CAIRO – 2 December 2021: The site of Memphis and its cemetery is one of the most important World Heritage sites in the world.
Memphis was the Egyptian capital over several historical periods, from the Old Kingdom, to the Middle and New Kingdoms, to the Late Period, and during the beginning of the era of Alexander the Great.
The city of Memphis contains the Great Pyramid of King Khufu [Cheops], which is the only surviving wonder of the Seven Wonders of the Ancient World.
The Pyramid of Khufu (2589-2566 BC), with its original height of 146.5 m, was the tallest building in the world for 3800 years.
It took 10-20 years to build the Pyramid of Cheops, and until today, we don't have definitive information about how it was built.
The Great Pyramid of Cheops was built of local limestone, and in the old days it was completely covered with a high-quality limestone. The cladding stones were brought from the quarries of Tora by boats up to the pyramid.
From the inside, the pyramid includes three burial chambers, one of which is cut under the lower rock, and two are at a height inside the building itself. It is something unique that no other pyramid has.

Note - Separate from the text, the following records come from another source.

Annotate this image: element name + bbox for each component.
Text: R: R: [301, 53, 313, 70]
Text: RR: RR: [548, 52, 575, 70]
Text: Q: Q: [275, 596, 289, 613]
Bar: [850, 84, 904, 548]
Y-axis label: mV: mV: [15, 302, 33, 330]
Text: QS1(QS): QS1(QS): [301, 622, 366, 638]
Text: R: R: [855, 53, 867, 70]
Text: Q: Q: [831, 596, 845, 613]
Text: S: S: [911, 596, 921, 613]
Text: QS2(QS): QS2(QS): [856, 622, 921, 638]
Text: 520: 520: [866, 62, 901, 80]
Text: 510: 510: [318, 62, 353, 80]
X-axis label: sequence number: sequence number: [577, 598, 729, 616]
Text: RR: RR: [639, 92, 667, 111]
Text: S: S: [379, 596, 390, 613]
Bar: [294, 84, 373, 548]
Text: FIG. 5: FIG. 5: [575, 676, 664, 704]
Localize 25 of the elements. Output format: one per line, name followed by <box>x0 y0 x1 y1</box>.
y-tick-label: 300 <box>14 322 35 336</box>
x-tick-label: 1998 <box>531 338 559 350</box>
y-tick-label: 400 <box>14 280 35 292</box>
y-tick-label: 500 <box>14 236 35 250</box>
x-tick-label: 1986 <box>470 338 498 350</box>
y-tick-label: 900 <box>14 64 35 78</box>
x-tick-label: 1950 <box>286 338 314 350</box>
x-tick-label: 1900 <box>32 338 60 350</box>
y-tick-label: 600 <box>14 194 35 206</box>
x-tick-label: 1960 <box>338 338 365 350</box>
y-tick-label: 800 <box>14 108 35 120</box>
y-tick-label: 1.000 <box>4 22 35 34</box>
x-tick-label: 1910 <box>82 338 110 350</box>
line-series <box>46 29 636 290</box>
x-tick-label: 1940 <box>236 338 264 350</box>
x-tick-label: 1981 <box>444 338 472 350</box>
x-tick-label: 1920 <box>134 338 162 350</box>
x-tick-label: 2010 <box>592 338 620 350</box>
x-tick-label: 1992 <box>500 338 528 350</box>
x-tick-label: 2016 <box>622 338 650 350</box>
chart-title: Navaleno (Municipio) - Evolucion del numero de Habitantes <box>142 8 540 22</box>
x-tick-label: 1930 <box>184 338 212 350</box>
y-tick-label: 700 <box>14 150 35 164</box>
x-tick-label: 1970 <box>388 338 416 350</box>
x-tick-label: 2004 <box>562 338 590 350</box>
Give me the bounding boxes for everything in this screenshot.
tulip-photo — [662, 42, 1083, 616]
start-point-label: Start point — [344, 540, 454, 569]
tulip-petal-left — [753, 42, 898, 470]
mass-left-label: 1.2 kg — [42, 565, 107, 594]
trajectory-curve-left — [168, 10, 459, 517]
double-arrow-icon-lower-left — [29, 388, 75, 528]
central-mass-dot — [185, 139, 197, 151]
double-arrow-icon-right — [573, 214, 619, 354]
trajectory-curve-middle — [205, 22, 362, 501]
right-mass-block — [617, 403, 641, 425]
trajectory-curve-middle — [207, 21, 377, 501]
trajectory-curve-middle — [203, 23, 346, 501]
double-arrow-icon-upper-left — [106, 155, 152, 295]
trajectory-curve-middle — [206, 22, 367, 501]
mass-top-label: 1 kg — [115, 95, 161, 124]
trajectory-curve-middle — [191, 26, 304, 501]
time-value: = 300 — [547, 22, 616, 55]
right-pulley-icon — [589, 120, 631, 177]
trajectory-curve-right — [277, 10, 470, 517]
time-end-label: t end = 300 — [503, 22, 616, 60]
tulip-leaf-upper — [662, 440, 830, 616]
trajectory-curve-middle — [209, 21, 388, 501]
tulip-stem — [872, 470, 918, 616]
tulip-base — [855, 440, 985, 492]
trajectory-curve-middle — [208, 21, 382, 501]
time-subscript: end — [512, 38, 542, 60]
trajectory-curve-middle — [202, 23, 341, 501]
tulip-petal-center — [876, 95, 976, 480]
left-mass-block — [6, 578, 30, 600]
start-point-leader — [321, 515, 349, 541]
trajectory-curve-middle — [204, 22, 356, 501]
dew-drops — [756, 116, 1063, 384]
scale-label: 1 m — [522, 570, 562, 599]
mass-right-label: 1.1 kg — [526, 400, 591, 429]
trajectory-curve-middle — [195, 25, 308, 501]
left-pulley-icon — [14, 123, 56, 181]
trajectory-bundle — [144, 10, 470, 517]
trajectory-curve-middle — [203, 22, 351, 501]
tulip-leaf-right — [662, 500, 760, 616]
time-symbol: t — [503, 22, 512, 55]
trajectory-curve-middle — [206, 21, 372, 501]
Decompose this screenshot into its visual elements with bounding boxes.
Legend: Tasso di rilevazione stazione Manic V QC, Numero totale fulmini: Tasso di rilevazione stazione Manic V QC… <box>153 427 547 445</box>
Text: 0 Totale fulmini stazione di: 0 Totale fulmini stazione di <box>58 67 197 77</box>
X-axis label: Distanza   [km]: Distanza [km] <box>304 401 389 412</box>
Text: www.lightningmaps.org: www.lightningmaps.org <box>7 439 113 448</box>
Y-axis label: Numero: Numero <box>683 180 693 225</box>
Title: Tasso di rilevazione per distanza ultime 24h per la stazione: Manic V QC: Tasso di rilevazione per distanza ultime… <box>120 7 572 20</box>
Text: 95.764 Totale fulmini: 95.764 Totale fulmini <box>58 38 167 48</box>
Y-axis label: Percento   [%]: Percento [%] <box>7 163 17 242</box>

The visitor can see the sarcophagus in which King Khufu was lying in the upper chamber known as the King's Chamber. This room can be accessed through the Great Hall, a corridor with a grandiose stepped ceiling, considered a masterpiece of ancient architecture.
The archaeological area of Memphis also includes 38 pyramids in Giza, Saqqara, Abu Sir and Dahshur, and more than 9000 monuments and tombs that date back from the era of the First Dynasty until the Greco-Roman era, according to the Ministry of Tourism and Antiquities.
As an archaeological site, Memphis is divided into seven administrative divisions: Abu Rawash, Giza, Zawyat al-Arian, Abu Sir, Saqqara, Mit Rahina, and Dahshur.
The site of Memphis and its cemetery were inscribed on the UNESCO list of World Heritage sites in the year 1979.